Iran's President Mahmoud Ahmadinejad said Saturday Tehran "won't be in haste to judge" the Western incentives package meant to halt its uranium enrichment program.

"We won't make any pre-judgment about the proposal to be presented to us... we won't be in a hurry to judge it," Ahmadinejad told thousands of people in the capital Tehran.

"We are after negotiations but fair and just negotiations. They must be without any conditions," he said in a speech to mark the anniversary of the death of Ayatollah Ruhollah Khomeini, the founder of Iran's 1979 Islamic revolution.

Underlining his point, the president said "the Iranian nation won't give in to talks that contain threats or conditions that seek to deprive our definite right."
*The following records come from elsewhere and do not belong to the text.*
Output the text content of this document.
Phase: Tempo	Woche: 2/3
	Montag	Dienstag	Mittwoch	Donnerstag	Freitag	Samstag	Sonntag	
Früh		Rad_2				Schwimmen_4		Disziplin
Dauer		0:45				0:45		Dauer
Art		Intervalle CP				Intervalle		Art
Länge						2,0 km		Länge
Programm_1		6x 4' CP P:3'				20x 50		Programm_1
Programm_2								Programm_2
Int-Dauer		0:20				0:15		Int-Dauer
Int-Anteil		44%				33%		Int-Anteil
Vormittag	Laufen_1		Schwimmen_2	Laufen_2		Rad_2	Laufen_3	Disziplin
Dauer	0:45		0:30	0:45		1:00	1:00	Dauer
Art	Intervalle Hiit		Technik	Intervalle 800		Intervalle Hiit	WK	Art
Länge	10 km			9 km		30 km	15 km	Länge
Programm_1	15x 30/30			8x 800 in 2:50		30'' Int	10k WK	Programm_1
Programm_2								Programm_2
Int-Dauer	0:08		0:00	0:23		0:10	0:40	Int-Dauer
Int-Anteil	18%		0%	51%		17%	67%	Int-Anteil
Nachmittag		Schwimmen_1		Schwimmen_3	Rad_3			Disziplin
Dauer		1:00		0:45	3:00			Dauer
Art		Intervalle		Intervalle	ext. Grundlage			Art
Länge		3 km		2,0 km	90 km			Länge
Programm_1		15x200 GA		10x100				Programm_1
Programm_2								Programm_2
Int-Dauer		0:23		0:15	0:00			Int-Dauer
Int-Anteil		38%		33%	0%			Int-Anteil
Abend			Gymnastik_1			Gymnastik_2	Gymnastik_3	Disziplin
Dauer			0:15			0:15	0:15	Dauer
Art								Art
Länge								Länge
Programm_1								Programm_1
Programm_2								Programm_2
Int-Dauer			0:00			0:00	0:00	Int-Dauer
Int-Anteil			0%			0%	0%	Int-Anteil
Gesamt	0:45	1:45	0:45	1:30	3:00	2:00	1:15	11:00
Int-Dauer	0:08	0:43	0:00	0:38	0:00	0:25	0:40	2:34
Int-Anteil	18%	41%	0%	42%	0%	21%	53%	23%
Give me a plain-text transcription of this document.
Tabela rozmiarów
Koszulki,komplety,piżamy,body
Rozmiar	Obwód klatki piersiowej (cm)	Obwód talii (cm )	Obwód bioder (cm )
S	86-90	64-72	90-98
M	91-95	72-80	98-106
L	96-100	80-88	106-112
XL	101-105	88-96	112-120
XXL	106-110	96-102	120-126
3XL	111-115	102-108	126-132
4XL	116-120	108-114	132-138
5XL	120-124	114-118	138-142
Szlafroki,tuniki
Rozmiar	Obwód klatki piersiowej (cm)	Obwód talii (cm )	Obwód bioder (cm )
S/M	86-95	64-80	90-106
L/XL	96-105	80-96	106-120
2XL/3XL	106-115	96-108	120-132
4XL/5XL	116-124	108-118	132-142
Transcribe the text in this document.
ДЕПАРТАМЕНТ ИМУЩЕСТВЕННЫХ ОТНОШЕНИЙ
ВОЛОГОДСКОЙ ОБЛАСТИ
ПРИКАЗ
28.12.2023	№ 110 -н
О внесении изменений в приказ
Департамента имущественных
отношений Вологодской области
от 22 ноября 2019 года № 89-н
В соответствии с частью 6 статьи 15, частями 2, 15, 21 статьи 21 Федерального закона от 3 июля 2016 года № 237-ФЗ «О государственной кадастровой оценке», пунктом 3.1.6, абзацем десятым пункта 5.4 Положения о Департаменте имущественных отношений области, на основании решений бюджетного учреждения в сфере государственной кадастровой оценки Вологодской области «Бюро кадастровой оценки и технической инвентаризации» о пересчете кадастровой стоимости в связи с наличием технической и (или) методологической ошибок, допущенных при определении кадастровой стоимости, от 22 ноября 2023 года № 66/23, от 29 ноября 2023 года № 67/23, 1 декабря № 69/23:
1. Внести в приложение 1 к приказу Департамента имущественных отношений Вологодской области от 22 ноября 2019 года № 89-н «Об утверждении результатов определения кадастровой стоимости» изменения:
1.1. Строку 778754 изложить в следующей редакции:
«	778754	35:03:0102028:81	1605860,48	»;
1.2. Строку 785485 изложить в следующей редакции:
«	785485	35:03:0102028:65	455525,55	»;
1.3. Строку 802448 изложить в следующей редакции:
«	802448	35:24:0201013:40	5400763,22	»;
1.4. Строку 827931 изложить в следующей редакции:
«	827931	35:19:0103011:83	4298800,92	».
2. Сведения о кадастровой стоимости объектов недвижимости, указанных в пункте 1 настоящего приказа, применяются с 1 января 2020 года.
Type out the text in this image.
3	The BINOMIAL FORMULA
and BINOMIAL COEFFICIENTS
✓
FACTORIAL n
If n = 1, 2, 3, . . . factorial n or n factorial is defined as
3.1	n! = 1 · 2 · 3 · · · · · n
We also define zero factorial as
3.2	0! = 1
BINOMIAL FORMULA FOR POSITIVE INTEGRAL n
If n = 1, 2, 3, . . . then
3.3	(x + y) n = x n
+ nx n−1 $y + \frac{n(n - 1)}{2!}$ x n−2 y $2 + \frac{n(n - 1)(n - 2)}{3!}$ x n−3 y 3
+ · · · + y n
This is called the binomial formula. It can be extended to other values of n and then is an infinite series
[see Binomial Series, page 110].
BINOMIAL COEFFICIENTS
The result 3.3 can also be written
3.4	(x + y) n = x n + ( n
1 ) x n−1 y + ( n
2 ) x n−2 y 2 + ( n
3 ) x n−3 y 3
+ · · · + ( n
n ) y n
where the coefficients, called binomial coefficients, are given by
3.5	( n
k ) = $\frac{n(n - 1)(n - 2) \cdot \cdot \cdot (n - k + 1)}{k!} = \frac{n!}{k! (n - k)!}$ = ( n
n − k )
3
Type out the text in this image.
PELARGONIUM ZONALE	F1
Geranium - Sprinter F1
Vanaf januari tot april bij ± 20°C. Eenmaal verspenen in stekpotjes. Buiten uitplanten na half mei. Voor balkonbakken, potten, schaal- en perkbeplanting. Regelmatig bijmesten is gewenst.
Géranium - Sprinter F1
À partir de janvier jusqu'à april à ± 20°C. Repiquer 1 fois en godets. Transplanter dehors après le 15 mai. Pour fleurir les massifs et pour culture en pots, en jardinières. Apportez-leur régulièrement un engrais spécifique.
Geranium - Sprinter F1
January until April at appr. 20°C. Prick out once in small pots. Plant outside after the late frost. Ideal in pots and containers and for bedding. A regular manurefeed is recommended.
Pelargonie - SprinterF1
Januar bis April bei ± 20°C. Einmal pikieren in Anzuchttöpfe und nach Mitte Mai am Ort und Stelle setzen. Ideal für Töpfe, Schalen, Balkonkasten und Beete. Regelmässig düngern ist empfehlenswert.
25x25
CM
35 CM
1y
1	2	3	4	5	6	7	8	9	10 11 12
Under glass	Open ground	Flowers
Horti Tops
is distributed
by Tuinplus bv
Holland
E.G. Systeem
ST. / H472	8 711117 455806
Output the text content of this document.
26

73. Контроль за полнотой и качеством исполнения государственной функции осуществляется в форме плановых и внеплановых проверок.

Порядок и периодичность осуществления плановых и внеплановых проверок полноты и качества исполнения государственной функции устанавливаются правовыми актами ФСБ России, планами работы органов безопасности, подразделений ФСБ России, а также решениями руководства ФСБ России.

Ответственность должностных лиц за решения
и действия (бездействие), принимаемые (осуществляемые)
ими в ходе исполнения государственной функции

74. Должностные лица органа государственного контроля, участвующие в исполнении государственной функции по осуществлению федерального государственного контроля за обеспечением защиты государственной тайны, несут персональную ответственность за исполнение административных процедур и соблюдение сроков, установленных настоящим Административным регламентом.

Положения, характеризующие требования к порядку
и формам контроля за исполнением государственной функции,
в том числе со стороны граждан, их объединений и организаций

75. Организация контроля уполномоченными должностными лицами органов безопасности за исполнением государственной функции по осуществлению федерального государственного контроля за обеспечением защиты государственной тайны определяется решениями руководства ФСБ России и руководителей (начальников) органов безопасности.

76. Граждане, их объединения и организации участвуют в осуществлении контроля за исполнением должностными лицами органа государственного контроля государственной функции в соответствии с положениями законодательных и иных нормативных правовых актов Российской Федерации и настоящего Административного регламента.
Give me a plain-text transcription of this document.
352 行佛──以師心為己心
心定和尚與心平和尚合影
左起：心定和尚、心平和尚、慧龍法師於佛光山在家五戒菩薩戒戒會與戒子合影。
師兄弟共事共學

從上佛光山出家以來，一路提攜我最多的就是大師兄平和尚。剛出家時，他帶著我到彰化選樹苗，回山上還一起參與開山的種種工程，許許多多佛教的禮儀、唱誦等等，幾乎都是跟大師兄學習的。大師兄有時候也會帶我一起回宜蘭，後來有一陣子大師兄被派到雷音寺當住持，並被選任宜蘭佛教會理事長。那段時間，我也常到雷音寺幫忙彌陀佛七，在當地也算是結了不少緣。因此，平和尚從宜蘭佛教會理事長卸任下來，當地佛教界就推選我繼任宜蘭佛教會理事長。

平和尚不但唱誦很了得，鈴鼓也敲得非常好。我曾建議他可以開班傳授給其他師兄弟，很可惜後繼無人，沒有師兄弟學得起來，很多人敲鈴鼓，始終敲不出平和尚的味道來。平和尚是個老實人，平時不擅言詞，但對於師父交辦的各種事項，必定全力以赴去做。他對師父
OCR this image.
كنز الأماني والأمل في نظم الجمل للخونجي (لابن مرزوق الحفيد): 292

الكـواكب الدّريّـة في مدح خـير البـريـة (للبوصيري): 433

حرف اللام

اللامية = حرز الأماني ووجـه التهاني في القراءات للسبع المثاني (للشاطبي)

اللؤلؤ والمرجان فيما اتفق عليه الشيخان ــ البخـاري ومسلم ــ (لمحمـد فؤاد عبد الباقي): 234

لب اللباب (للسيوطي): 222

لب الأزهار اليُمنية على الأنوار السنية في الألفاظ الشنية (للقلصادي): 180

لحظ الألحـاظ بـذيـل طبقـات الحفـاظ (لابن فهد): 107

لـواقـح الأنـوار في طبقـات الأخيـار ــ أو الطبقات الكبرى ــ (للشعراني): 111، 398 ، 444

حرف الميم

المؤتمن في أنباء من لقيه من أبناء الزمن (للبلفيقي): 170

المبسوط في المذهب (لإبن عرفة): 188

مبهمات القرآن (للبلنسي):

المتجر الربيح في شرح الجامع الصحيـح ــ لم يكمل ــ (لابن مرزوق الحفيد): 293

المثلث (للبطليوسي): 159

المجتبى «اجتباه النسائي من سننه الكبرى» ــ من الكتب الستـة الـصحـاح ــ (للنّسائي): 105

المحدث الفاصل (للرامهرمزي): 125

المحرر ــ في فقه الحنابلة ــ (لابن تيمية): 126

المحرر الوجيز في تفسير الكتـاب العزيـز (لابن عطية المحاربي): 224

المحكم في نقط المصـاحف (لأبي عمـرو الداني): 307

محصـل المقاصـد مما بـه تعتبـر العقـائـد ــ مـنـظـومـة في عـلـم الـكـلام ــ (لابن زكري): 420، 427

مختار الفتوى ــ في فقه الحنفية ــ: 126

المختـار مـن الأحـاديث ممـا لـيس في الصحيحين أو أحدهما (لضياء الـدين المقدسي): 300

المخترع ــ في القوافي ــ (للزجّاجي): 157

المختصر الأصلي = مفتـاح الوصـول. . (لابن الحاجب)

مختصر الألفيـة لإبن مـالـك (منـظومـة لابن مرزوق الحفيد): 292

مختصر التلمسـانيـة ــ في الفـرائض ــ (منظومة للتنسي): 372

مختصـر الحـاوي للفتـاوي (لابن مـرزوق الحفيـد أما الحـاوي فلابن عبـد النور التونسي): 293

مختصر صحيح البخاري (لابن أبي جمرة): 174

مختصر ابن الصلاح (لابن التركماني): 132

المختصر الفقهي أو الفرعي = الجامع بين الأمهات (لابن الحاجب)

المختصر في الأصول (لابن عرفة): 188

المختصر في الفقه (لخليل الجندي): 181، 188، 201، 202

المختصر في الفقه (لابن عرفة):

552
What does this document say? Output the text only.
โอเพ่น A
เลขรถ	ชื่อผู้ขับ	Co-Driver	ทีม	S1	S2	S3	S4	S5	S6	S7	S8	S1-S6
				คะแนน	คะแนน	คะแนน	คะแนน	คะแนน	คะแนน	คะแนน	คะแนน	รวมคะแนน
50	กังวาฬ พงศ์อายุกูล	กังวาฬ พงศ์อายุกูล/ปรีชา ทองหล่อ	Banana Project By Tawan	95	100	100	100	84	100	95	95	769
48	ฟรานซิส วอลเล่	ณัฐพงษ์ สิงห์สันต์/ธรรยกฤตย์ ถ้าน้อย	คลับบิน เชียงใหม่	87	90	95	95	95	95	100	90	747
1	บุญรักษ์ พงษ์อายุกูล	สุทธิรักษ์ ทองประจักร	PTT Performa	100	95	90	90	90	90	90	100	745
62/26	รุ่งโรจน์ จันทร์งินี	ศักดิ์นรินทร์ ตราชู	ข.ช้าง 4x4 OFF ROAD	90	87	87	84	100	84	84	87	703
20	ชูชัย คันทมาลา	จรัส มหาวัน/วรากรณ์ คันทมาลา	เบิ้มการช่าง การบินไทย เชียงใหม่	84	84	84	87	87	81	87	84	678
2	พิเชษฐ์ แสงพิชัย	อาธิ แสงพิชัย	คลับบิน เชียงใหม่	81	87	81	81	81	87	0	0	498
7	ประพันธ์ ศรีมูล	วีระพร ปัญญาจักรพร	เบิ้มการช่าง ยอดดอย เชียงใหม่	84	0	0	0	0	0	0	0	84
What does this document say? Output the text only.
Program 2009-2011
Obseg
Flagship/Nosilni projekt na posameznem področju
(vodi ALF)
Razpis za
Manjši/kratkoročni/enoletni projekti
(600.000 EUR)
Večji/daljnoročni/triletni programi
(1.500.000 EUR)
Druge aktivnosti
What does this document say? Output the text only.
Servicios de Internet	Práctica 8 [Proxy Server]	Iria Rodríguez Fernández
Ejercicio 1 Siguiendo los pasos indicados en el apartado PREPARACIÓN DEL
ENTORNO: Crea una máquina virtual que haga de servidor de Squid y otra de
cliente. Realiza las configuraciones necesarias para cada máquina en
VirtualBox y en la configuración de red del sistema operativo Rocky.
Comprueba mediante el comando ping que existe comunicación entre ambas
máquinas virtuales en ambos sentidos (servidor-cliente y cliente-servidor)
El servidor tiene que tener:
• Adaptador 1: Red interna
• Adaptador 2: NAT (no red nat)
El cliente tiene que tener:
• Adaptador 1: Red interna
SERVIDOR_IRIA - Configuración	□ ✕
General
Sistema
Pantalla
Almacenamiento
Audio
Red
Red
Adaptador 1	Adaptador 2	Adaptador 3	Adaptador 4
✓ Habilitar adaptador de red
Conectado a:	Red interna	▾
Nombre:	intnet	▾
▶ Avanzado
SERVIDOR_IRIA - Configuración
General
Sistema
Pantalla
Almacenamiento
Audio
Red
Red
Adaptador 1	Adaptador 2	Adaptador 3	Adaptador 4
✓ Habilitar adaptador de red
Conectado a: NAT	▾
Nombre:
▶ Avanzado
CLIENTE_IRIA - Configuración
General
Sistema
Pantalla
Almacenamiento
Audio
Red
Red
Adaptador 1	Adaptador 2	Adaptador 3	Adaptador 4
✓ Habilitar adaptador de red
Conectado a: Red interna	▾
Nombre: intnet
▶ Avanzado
In a rare show of optimism, the Iranian Foreign Minister said earlier on Saturday that a breakthrough was possible. Tehran, he said, would welcome unconditional talks with all parties, including the United States.

"We think that if there is good will, a breakthrough to get out of a situation they have created for themselves... is possible," Manouchehr Mottaki told a news conference.

Six world powers agreed on Thursday to offer Iran a new package of incentives if it gives up uranium enrichment, or sanctions if it refuses. The plan could either defuse a global confrontation with the Islamic regime or hasten one.

The United States warned Iran on Friday that it would not have much time to respond to the international package of rewards, suggesting that the window could close and be replaced by penalties if the Islamic republic doesn't react fast.

"We are waiting to officially receive the proposals. We will make our views known after studying the package," Mottaki said.

Mottaki said European Union foreign policy chief Javier Solana would hand deliver the package to Iranian officials in the next few days. No specific date has yet been set for the trip, he said.

In Belgium, Solana's spokeswoman Cristina Gallach confirmed he was ready to travel to Iran very soon. "The trip is not going to be a negotiating trip, the objective is to present the proposals of the international community," she said.

Iran would study the package "within the necessary timeframe," Mottaki said.

The package, agreed upon Thursday by the five permanent members of the U.N. Security Council and Germany, carries the threat of U.N. sanctions if Tehran remains defiant over its nuclear program which the West fears is a cover for producing nuclear weapons. Iran says it is only striving to use nuclear reactors for generating electricity.